—Et votre avenir enfin?
—Sur mes espérances. On dit que les blonds sont très-rares et fort recherchés dans le pays.
—Grand Dieu, que je vous plains avec votre pacotille!
—Oh! le débit de cette marchandise ne m'embarrassera nullement, je vous assure.
—Pauvre jeune homme! Si le commerce pouvait aller pour vous encore aussi bien que pour mademoiselle de Saint-Amour!… Elle, au moins, a des charmes qui pourront porter intérêt: c'est enfin un petit capital; mais vous?
—N'ai-je pas, comme elle, les charmes de mon sexe? et peut-être qu'en réunissant nos deux industries…
—Allons, fou que vous êtes, si jamais, avec vos moyens personnels de fortune, vous venez à manquer de pain, vous viendrez dîner à bord de la Gazelle, où votre couvert sera mis pendant tout le temps que je resterai à Saint-Pierre. Voyons les autres passagers.
Les renseignemens donnés au capitaine, par nos autres chercheurs de fortune, ne présentèrent rien d'intéressant; tous allaient ramasser de l'or, et ils croyaient déjà toucher à la terre promise…
Niquelet avait tout calculé pour attérir de nuit. Le soir du trente-unième jour de notre navigation, il se plaça en vedette au bossoir de bâbord, et n'en bougea plus. Les matelots se dirent: Courte-Manche (c'était le nom de guerre qu'ils lui avaient donné) sent queuque chose, et le chien a le museau fin et le nez creux. A minuit, on le vit passer rapidement du bossoir vers l'arrière, regarder le compas et ordonner au timonnier de laisser porter un quart sur bâbord. Il a senti queuque chose, c'est sûr, s'écrièrent les matelots, à qui une bouteille d'eau-de-vie, suspendue au grand étai, avait été promise pour le premier qui apercevrait la terre. Au moment même où nous laissions arriver au pas comme l'avait ordonné le capitaine, tout l'équipage découvrit, par le côté de tribord, deux grands navires courant sous les huniers, orientés au plus près, tribord amures. Des feux, allumés dans leurs longues batteries, laissaient voir une filée de sabords que nous aurions pu compter un à un. Rentrons en un coup de temps nos bonnettes, amenons en double nos huniers et la voile de fortune, nous commande à demi-voix Niquelet; et notre goélette, rase sur l'eau avec sa mâture effilée, devint presque imperceptible pour les croiseurs anglais, qui continuaient silencieusement leur route, comme si tout avait dormi à bord, et les équiqages et les navires mêmes «Ils ne nous ont pas vus, ils ne nous ont pas vus! nous dit Niquelet, en se frottant la tête avec un sentiment de satisfaction facile à concevoir. Encore une bonne de parée! Un gros grain noir nous arriva et nous cacha aux vaisseaux anglais, avec nos voiles, qui furent rehissées dans un clin d'oeil après la bourrasque. La goëlette, poussée par le gran, filait de manière à sombrer par l'avant, tant son sillage était rapide et dur. Dès que le nuage, qui nous avait amené cet orage passager se fut dissipé dans l'Ouest, en faisant blanchir la mer, comme si une trombe avait tourbillonné sur notre avant, nous découvrîmes, à peu de distance, les sommets d'une chaîne de mornes, au-dessus desquels reposait une couronne d'immenses nuages. C'était la Martinique.

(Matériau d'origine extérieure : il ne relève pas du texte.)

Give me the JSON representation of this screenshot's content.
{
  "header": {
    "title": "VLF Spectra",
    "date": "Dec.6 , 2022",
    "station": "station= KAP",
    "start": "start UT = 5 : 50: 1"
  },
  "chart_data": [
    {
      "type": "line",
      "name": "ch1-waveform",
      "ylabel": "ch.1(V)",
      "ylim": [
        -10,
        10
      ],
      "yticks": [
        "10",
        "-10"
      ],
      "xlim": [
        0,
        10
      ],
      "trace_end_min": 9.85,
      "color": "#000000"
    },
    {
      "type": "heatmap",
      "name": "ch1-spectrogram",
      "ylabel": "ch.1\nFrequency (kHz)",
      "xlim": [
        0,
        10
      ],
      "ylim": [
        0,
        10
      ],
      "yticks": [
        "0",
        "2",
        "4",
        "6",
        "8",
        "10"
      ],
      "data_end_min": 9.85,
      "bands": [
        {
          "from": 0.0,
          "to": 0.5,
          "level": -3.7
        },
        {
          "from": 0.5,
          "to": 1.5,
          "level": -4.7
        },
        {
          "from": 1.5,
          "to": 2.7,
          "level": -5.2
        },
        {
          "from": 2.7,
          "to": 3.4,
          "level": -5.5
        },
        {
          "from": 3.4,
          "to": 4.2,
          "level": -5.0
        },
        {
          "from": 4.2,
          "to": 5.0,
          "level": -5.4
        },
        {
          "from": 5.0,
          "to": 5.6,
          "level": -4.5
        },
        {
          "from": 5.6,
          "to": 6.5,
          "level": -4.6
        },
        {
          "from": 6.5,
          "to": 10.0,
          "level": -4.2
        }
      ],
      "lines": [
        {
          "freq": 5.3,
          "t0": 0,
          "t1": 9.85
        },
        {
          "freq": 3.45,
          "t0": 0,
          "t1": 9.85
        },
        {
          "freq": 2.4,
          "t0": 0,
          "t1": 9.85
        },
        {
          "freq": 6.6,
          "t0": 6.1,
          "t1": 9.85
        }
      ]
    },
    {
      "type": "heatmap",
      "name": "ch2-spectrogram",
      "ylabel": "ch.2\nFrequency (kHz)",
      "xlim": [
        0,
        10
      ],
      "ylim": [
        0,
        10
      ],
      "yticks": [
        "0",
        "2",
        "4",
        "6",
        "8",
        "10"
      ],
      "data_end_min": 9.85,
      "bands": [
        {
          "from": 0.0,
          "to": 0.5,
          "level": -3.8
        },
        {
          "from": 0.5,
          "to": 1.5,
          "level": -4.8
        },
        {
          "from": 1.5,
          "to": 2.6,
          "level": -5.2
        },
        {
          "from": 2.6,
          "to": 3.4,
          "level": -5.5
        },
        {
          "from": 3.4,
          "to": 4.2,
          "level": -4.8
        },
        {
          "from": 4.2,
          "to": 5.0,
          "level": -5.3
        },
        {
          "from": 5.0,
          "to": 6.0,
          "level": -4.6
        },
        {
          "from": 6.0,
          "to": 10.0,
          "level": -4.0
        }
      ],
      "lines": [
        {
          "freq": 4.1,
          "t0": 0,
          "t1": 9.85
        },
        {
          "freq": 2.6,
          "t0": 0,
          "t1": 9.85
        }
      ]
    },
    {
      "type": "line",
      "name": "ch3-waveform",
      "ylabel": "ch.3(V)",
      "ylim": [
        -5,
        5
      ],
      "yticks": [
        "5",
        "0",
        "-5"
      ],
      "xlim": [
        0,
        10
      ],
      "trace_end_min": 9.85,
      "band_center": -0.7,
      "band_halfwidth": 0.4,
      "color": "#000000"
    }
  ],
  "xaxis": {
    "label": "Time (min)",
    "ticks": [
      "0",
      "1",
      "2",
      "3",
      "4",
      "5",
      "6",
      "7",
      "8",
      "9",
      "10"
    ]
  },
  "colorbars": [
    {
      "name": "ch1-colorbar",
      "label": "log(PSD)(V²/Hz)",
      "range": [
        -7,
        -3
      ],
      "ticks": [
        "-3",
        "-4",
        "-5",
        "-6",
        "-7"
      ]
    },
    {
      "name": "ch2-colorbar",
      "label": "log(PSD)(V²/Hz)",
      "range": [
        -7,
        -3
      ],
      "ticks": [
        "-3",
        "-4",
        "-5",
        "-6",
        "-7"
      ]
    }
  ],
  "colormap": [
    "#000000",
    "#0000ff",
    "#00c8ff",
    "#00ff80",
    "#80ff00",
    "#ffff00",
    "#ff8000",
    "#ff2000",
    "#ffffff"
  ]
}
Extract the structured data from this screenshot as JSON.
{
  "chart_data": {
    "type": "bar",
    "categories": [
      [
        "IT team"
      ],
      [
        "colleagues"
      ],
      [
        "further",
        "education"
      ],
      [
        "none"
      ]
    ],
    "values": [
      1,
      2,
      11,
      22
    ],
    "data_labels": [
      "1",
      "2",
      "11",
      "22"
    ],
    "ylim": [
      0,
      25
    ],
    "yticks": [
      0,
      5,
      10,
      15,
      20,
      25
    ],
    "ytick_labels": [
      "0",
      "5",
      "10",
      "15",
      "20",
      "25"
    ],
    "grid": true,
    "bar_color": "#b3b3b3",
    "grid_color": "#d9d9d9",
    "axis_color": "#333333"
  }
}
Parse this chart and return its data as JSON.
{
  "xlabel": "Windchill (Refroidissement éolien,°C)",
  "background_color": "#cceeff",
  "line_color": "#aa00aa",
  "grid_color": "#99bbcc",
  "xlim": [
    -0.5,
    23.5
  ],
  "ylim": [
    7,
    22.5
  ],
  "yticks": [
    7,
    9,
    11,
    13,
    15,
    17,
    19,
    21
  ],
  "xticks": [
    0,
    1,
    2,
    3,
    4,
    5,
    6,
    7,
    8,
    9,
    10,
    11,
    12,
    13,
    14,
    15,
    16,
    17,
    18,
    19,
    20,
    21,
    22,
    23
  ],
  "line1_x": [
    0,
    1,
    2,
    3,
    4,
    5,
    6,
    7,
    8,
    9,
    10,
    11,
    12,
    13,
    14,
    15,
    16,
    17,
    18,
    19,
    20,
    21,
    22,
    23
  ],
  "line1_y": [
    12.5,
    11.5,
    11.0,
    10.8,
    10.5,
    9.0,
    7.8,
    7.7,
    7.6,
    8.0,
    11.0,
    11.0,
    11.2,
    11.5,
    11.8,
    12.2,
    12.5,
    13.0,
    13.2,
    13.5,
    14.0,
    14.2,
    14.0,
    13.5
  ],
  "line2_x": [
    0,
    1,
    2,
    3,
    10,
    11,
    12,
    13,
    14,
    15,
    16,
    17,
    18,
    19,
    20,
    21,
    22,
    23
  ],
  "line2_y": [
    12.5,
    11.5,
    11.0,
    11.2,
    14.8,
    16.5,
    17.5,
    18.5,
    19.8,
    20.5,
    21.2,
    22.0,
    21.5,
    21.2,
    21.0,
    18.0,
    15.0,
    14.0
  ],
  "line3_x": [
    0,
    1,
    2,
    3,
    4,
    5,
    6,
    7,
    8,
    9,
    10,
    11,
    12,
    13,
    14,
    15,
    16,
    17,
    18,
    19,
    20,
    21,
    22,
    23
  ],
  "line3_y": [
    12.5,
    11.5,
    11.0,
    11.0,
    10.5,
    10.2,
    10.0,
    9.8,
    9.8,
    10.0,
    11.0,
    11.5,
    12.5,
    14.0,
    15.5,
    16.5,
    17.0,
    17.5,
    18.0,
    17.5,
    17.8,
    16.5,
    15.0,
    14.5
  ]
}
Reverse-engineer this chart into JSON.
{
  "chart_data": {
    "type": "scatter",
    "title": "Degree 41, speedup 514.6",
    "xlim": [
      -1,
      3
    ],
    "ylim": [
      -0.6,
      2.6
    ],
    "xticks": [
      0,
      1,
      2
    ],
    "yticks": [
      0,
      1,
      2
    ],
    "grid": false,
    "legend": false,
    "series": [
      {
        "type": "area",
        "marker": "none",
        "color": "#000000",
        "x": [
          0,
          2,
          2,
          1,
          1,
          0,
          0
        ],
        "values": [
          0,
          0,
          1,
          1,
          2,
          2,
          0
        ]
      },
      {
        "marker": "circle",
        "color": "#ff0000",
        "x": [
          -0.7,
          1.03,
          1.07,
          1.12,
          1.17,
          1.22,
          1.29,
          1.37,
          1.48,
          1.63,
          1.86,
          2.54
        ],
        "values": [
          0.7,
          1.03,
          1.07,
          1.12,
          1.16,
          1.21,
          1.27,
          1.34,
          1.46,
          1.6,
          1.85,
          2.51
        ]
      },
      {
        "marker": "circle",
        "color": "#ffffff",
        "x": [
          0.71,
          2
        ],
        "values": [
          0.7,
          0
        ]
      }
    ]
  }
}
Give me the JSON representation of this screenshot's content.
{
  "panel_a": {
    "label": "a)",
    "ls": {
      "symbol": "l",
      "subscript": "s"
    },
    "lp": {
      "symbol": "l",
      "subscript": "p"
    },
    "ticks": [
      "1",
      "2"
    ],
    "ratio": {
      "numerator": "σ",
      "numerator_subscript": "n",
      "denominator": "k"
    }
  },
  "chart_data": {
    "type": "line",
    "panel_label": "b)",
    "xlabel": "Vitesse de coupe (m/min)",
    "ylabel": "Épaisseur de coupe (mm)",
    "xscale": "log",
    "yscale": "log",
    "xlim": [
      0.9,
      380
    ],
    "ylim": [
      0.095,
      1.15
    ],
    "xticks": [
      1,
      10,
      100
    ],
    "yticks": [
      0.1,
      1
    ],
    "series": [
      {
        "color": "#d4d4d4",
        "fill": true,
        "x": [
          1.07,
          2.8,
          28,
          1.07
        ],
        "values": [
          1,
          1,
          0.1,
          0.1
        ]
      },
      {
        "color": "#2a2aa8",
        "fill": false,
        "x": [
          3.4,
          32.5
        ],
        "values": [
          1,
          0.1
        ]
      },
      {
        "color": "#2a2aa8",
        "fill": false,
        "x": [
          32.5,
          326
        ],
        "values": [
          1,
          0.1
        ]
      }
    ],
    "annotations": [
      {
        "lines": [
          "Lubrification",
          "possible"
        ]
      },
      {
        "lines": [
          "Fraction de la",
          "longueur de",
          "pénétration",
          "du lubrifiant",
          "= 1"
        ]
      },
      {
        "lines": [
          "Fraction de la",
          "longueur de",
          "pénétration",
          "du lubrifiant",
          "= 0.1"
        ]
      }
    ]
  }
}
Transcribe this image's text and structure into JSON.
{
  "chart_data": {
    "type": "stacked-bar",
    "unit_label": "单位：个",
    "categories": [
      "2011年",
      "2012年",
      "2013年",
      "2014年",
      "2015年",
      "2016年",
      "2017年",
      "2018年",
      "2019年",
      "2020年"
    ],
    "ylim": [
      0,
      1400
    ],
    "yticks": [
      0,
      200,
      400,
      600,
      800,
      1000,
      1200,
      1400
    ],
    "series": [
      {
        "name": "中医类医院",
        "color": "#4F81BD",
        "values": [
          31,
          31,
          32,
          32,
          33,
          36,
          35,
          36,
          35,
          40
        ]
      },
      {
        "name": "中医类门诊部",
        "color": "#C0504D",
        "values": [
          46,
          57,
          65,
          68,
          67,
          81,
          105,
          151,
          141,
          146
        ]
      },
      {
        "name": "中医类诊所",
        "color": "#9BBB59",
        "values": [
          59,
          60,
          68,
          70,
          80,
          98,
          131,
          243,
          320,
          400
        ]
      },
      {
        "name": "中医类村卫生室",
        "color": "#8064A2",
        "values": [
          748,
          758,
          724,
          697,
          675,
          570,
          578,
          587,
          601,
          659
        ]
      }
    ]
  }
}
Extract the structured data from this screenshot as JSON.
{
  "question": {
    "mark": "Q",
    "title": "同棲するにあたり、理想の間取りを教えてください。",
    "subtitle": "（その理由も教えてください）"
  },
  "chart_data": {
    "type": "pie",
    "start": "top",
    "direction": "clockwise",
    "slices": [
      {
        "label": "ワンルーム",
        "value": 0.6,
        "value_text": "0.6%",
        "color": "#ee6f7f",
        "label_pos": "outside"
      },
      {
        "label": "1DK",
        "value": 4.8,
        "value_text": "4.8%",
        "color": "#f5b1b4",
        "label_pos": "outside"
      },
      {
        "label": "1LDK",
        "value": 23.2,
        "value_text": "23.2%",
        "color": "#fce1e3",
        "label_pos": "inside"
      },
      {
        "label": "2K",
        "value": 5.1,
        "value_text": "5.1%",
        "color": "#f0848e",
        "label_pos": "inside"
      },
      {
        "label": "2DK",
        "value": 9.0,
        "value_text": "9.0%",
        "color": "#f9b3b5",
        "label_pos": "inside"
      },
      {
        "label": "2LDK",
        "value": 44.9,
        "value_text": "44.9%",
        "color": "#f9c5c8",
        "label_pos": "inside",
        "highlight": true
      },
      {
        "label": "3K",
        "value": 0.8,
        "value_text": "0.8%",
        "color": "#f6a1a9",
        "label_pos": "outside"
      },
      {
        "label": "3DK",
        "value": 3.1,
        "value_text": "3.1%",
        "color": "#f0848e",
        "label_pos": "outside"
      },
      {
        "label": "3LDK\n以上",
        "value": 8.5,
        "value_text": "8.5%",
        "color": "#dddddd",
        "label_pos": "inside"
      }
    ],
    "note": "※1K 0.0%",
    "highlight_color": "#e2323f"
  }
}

Je ne saurais dire combien ces scènes si simples sont imposantes pour les marins, et avec quelle profondeur elles se gravent dans leur mémoire. Un navire, échappant par une manoeuvre adroite, ou par un incident heureux, à la vigilance d'une croisière ennemie, est bien peu de chose, sans doute, pour les hommes à qui on raconte cette manoeuvre ou cet événement. Mais, pour peu que vous naviguiez, vous écouterez avec délices le récit d'une de ces circonstances si communes à la mer, et vous concevrez alors que les marins sont rabâcheurs et conteurs, parce que tout est grand et décisif autour d'eux. Rappelez-vous seulement avec quels objets imposans ils sont sans cesse en rapport, avec les flots, les vents, les tempêtes, la foudre, les combats, l'immensité de ces mers, dont une seule lame suffit pour vous épouvanter, vous, fussiez-vous assis sans danger sur le rivage!… N'y a-t-il pas, dans tout cela, assez de sources d'émotions, assez de motifs de narration, pour les entraîner à parler souvent d'eux-mêmes et des incidens les plus mémorables de leur vie aventureuse?